Değişen hava sıcaklıkları ile birlikte halsizlik, nezle ve grip gibi hastalıklar da kendini göstermeye başladı. Peki bağışıklık sistemimizi güçlendirerek bu hastalıklardan korunabilmek mümkün mü? İstanbul Okan Üniversitesi Hastanesi Beslenme ve Diyet Bölümü'nden Uzm. Dyt. Sinem Usuk, sağlığı korumak ve güçlendirmek için yüksek besin değeri olan "gerçek besinleri" tüketmenin temel hedefimiz olması gerektiğini belirtti. "Vücudumuzda tüm sistemlerin besin öğelerine ihtiyacı vardır. Besin öğelerini, besinlerin içerisine saklanmış esas süper kahramanlar olarak düşünebiliriz" diyen Uzm. Dyt. Sinem Usuk, "Bağışıklık sistemi söz konusu olduğunda ön plana çıkan öğeler ise vitaminler ile çinko minerali oluyor.

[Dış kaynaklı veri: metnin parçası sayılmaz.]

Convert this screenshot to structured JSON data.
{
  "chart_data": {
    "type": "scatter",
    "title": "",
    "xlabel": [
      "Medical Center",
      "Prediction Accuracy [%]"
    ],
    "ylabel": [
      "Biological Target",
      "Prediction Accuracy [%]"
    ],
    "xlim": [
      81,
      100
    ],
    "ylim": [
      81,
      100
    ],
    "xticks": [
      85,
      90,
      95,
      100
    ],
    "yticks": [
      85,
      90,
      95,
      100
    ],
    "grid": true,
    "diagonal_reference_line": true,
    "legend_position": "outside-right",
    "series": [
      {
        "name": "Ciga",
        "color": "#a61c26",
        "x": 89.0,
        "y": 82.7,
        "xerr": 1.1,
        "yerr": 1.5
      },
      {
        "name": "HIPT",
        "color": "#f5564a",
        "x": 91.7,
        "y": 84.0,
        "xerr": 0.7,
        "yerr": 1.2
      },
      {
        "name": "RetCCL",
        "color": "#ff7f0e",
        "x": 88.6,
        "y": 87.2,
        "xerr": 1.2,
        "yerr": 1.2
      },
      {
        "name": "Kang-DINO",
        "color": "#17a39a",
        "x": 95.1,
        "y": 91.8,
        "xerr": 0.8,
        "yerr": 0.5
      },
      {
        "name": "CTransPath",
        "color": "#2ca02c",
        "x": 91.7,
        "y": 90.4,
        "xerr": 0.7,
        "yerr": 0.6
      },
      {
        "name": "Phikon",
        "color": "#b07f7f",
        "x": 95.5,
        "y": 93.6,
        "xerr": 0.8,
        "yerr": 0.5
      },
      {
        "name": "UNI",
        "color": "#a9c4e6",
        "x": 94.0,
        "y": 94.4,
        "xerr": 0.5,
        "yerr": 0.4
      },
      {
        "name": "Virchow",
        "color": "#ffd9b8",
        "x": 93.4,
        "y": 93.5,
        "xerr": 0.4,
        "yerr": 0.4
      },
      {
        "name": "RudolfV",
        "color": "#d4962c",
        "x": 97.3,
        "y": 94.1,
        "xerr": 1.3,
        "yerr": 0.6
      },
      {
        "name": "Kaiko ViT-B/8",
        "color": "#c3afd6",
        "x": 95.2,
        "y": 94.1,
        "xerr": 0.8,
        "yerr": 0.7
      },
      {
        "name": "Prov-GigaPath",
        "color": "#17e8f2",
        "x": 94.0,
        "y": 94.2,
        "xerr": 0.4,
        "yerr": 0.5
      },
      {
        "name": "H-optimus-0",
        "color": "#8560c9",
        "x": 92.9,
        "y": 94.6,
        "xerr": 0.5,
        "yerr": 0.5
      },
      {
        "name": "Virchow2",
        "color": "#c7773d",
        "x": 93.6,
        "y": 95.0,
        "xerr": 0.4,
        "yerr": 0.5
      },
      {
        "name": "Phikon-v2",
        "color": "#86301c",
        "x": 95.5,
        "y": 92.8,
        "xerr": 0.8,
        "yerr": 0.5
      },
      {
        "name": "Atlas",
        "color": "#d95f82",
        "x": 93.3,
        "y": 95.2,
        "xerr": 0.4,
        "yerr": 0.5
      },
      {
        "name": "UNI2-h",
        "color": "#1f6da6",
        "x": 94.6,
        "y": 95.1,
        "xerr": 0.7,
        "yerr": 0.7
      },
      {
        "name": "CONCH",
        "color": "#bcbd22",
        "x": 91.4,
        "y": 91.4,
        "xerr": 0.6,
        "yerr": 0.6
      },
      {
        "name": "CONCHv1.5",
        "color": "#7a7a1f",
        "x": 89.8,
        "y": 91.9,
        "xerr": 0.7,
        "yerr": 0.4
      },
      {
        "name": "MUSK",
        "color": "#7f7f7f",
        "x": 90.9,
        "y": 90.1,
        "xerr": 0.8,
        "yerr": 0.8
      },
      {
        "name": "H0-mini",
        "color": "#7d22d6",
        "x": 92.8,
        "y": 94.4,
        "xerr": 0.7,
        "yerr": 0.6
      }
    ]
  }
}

Omega-3 yağ asitleri de yine immün sistemin en güçlü destek kuvvetlerinden biri" dedi.
YUMURTA VE SÜT
A vitamininin özellikle solunum sistemi enfeksiyonlarından koruyucu rolüyle etkisi kesin olarak kanıtlanmış bir vitamin olduğunu belirten Usuk, "Hayvansal kaynakları arasında karaciğer, yumurta, süt ve tereyağı yer alırken bitkisel olarak ise özellikle, koyu yeşil yapraklı sebzeler ile turuncu renkli sebzeleri tüketeceğiniz bir diyetin; A vitamini ihtiyacınız konusunda yeterli olacağına emin olabilirsiniz" dedi.
GÜNDE 2 MANDALİNA
En temel koruyucularımızdan olan C vitaminini, suda eriyen ve vücudumuzda depolanamayan bir vitamin olduğu için günlük olarak almamız gerektiğini belirten Usuk, "Yetişkin bir bireyin günlük ortalama 90 mg C vitamini alması gerekiyor. Sabah kahvaltıda 3 adet yeşil biber ve gün içinde 2 adet mandalina tüketerek günlük C vitamini ihtiyacımızın üstüne dahi çıkabiliyoruz" diye konuştu. Çinkonun güçlü bir antioksidan mineral olduğunu da sözlerine ekleyen Usuk, "Besinsel çinko kaynaklarına baktığımızda ise özellikle hayvansal besinler, kırmızı et başta olmak üzere iyi birer çinko kaynağı. Yağlı tohumlar, koyu yeşil yapraklı sebzeler de çinko açısından bizi destekliyor" dedi.
SU TÜKETİMİNE DİKKAT
Yeterli su tüketiminin, bağışıklık sistemi elemanlarının sorunsuz çalışması için çok değerli olduğunu da sözlerine ekleyen Usuk, "Kışın gelmesiyle birlikte, su tüketimimiz artması gerekirken ne yazık ki azalıyor. Ancak özellikle enfeksiyon durumlarında su tüketiminin ekstra özenli bir şekilde arttırılması gerekiyor. Kronik yorgunluk da hastalık riskini arttıran faktörlerden biri" dedi.